Who Shapes Traffic in the US?

New technology, developed by Partha Kanuparthy (picture) and Constantine Dovrolis from Georgia Institute of Technology, allows to detect if ISPs are using traffic shaping,

See "End to end Detection of ISP Traffic Shaping using Active and Passive Methods" - here.
"First, we develop an active end-to-end detection mechanism, referred to as ShaperProbe, that can infer whether a particular path is subject to traffic shaping, and in that case, estimate the shaper characteristics. Second, we analyze results from a large-scale deployment of ShaperProbe on M-Lab over the last few months, detecting traffic shaping in several major ISPs. Our deployment has received more than one million users so far from 5,700 ISPs.
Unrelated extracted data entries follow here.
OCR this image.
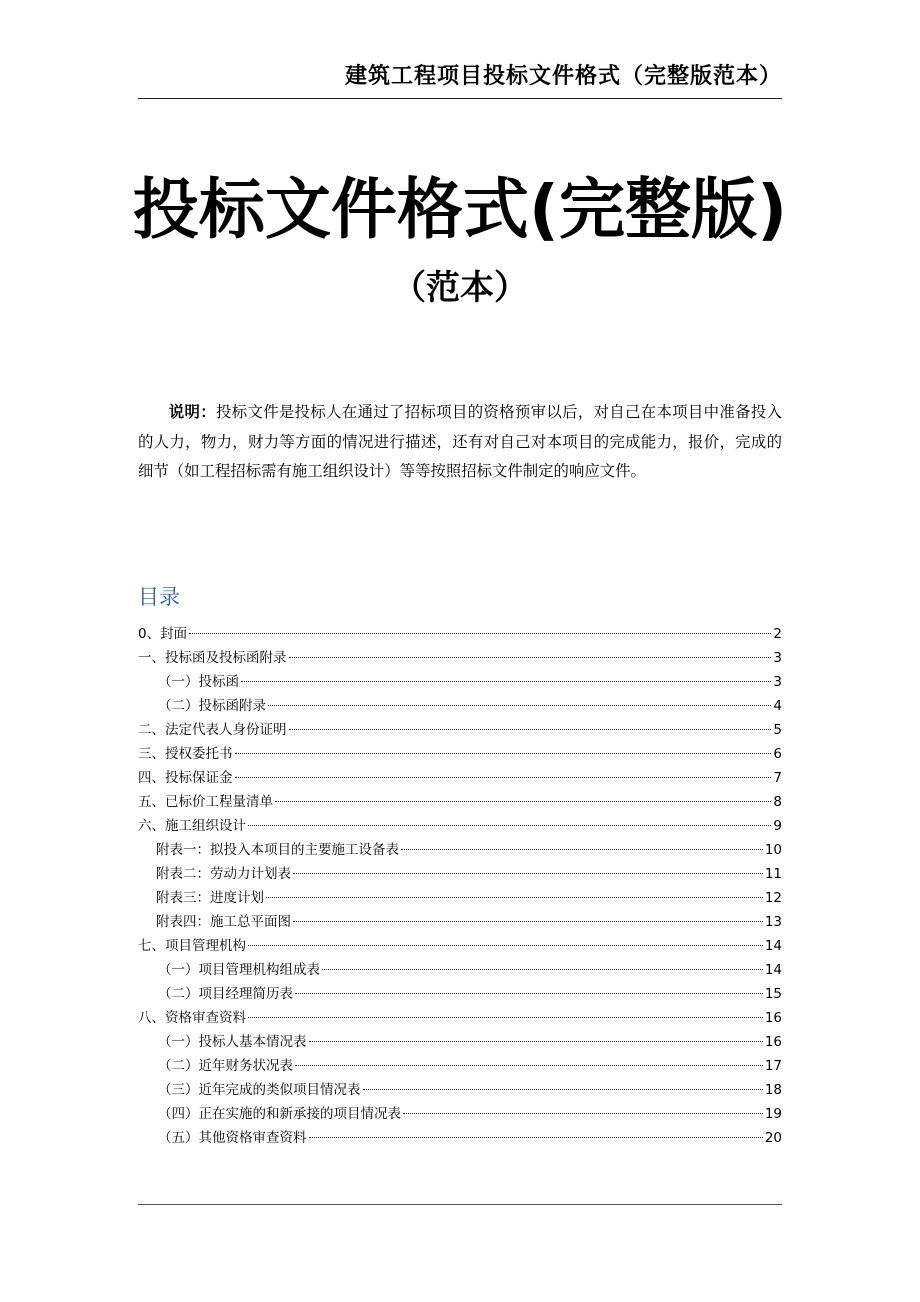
建筑工程项目投标文件格式（完整版范本）
投标文件格式(完整版)
（范本）
说明：投标文件是投标人在通过了招标项目的资格预审以后，对自己在本项目中准备投入的人力，物力，财力等方面的情况进行描述，还有对自己对本项目的完成能力，报价，完成的细节（如工程招标需有施工组织设计）等等按照招标文件制定的响应文件。
目录
0、封面	2
一、投标函及投标函附录	3
（一）投标函	3
（二）投标函附录	4
二、法定代表人身份证明	5
三、授权委托书	6
四、投标保证金	7
五、已标价工程量清单	8
六、施工组织设计	9
附表一：拟投入本项目的主要施工设备表	10
附表二：劳动力计划表	11
附表三：进度计划	12
附表四：施工总平面图	13
七、项目管理机构	14
（一）项目管理机构组成表	14
（二）项目经理简历表	15
八、资格审查资料	16
（一）投标人基本情况表	16
（二）近年财务状况表	17
（三）近年完成的类似项目情况表	18
（四）正在实施的和新承接的项目情况表	19
（五）其他资格审查资料	20
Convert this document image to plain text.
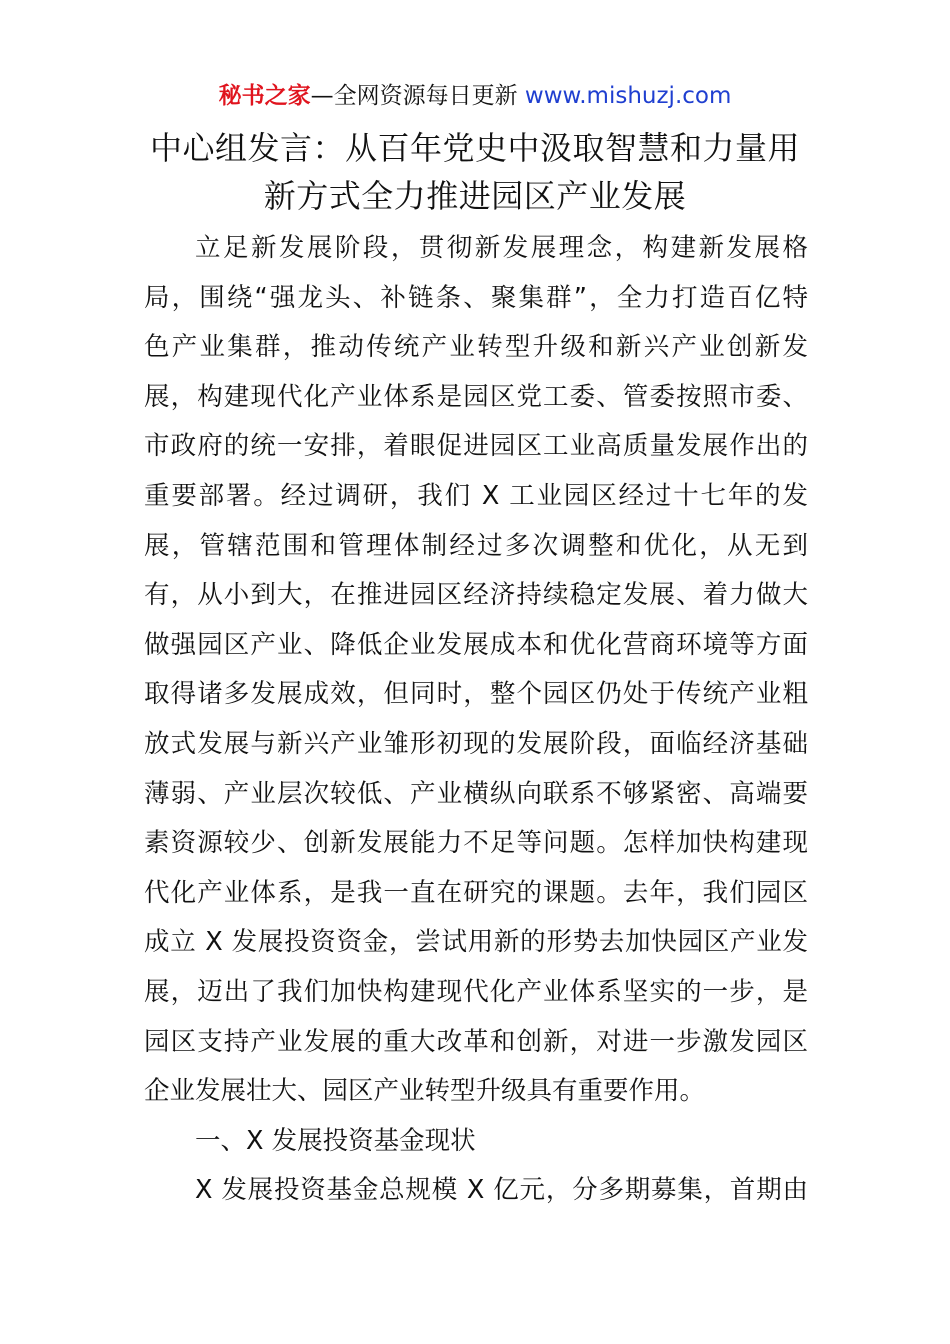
秘书之家—全网资源每日更新 www.mishuzj.com
中心组发言：从百年党史中汲取智慧和力量用
新方式全力推进园区产业发展
立足新发展阶段，贯彻新发展理念，构建新发展格
局，围绕“强龙头、补链条、聚集群”，全力打造百亿特
色产业集群，推动传统产业转型升级和新兴产业创新发
展，构建现代化产业体系是园区党工委、管委按照市委、
市政府的统一安排，着眼促进园区工业高质量发展作出的
重要部署。经过调研，我们 X 工业园区经过十七年的发
展，管辖范围和管理体制经过多次调整和优化，从无到
有，从小到大，在推进园区经济持续稳定发展、着力做大
做强园区产业、降低企业发展成本和优化营商环境等方面
取得诸多发展成效，但同时，整个园区仍处于传统产业粗
放式发展与新兴产业雏形初现的发展阶段，面临经济基础
薄弱、产业层次较低、产业横纵向联系不够紧密、高端要
素资源较少、创新发展能力不足等问题。怎样加快构建现
代化产业体系，是我一直在研究的课题。去年，我们园区
成立 X 发展投资资金，尝试用新的形势去加快园区产业发
展，迈出了我们加快构建现代化产业体系坚实的一步，是
园区支持产业发展的重大改革和创新，对进一步激发园区
企业发展壮大、园区产业转型升级具有重要作用。
一、X 发展投资基金现状
X 发展投资基金总规模 X 亿元，分多期募集，首期由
Third, we modify the Shaper-Probe detection algorithm so that it can be applied passively on the traffic of any TCP-based application".
So which ISPs are using traffic shaping? 4 case studies are presented in the paper; see also the table below:
  • Comcast - "We observed many shaping configurations in our observations between October 2009 and May 2011" (no need to repeat the Sandvine-Comcast history)
  • Road Runner - "94% of upstream runs did not detect shaping, while 64% of downstream runs found shaping"
  • Cox - "we found Cox to have a significant number of upstream shaping detections of 20%" (see - "Procera: Cox Generated $2.2M in 2010" - here)
  • AT&T - "We look at properties of the 10% of AT&T runs which were diagnosed as shaping.. we see that about a third of these runs show a strong shaping rate mode and an associated burst size mode"

1 comment:

  1. Its unfortunate that the study authors don't really have a grasp on what is and isn't used for traffic shaping. They do correctly identify that Comcast and many other DOCSIS systems use bursting to increase the temporary throughput of users but that has nothing to do with traffic management and in cases where contention is a concern "boosting" or "bursting" of traffic is one of the first things to get turned off. It also has nothing to do with Sandvine, which operates at layer 3 (or higher), and is handled by the CMTS and the modems as part of DOCSIS. All in all a good piece of study that is critically flawed by lack of understanding of the data the authors collected.